Fig. 6 – Mission Characteristics Summary, As Revised
It should be noted that virtually everything about this mission could be launched by Spacex rockets available now or within about 5 years, and that none of these are so-called “heavy-lift” launcher developments. There are only two rocket technologies assumed for the mission that not currently available: the solid core and gas core nuclear thermal rockets. The solid core assumed here is an update to the old NERVA devices tested quite successfully as late as 1973. The gas core is assumed based on projected characteristics of an engine design that had come within about 2 years of first article test, when the entire nuclear rocket project was cancelled about 1972. These things could be rapidly recreated, and the gas core engine finished.
The only other serious technology lack would relate to the survivability of the Dragon and its crew on a very high speed return trip emergency. The average velocity is near 29 km/sec on the 75 day trip. This is well beyond a Hohmann free return from Mars, which would be near 15 km/sec. There would be concerns about both the heat shield, and deceleration gees during reentry. However, intuition suggests both problems are solvable with minimal impact to the basic capsule design.
Total direct launch costs reduce by two Falcon-9-heavy from the original study, down to $7.8 B.
There would be technology development effort costs for bringing solid core nuclear rockets back “on-line” with a very minor update. These should be minimal if a lean, mission-focused contractor can be retained.
There would be significant technology development effort costs for finishing the development of the gas core nuclear rocket. These might be of significant size, even with a lean, mission-focused contractor. This effort will also likely be the pacing programmatic element for overall project schedule.
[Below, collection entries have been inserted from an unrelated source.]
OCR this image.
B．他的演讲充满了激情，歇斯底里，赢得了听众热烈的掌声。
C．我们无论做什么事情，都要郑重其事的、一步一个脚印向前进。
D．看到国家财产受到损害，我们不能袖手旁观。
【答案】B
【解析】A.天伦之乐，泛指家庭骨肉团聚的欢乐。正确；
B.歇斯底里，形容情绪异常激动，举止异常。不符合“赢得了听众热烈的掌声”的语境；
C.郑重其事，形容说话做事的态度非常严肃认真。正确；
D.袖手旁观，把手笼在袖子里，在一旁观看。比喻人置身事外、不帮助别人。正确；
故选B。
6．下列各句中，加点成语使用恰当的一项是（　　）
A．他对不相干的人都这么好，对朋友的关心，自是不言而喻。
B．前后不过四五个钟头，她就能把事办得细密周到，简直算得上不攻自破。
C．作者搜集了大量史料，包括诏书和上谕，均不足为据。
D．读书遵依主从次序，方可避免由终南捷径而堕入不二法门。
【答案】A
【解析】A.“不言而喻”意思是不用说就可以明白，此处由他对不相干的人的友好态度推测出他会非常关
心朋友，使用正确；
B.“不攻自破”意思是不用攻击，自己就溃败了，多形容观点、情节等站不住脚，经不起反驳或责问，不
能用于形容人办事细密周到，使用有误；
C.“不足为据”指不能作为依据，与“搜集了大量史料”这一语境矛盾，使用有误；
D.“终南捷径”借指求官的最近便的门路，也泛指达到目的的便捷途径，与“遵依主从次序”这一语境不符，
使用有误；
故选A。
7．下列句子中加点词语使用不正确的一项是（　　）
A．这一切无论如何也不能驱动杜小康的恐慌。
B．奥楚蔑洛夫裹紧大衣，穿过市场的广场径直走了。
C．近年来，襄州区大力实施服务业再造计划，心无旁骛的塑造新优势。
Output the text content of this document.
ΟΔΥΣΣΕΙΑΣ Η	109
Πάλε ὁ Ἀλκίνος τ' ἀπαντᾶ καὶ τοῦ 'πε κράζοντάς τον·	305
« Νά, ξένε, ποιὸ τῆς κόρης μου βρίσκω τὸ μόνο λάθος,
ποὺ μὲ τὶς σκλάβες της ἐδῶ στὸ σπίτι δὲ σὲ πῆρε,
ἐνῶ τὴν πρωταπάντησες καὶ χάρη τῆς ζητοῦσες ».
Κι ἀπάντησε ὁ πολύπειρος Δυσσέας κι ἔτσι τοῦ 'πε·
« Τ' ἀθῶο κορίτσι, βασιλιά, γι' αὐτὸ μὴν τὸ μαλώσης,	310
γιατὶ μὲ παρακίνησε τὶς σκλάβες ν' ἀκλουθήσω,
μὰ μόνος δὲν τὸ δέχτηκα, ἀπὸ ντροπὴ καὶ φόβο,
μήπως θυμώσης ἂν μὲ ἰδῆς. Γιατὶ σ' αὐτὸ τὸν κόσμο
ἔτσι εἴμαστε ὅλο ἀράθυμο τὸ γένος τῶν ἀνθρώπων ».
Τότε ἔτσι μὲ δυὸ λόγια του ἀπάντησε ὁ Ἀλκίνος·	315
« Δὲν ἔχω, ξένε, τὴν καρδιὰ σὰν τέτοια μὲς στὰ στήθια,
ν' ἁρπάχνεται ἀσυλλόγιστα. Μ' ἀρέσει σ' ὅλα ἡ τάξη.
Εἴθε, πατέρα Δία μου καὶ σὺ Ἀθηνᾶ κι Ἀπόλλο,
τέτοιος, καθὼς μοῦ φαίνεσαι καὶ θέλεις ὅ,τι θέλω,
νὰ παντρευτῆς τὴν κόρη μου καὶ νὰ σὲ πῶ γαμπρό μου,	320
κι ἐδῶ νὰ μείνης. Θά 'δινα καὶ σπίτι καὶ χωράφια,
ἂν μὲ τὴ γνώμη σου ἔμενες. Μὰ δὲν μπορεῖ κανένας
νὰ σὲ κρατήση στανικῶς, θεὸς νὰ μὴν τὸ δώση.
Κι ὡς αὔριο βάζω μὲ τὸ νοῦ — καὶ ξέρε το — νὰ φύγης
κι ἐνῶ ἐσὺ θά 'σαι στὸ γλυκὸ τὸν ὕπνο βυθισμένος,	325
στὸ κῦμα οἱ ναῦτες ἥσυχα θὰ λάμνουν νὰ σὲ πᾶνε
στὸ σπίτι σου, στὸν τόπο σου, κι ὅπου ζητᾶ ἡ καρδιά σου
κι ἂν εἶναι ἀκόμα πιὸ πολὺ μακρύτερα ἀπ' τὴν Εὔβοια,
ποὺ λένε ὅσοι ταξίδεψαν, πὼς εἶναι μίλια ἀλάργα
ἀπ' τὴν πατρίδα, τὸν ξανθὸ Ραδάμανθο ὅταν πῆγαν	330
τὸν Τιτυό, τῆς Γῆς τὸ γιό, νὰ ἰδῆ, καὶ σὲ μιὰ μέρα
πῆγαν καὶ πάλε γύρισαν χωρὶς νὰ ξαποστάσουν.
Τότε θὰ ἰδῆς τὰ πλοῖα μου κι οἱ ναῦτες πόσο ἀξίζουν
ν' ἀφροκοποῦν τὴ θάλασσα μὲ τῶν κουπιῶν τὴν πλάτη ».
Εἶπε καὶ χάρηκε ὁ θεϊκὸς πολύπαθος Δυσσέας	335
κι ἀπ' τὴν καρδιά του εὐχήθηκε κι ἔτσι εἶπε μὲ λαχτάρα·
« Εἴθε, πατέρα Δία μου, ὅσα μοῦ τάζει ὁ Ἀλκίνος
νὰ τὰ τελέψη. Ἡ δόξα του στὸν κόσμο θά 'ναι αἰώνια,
There would be a vehicle development effort for the single-stage nuclear lander, aside from the solid core nuclear engine that powers it. This effort would very likely cost far less than the solid core nuclear engine effort, and would not pace the overall schedule.
There would be a very minor effort to reconfigure the Dragon for use as a Mars crew return vehicle of a fast-trajectory mission. The issues to resolve are: integration of extra thruster fuel in unpressurized storage, and upgrade of heat shield and entry trajectory for 29 km/sec entry speeds. Spacex itself could most effectively do this, being the manufacturer.
Intuition still suggests that this could be done for around $12-15 B, if lean contractors are retained, pretty much as suggested in the original study. I would hazard a wild guess at 10 years to readiness, paced by the gas core engine effort.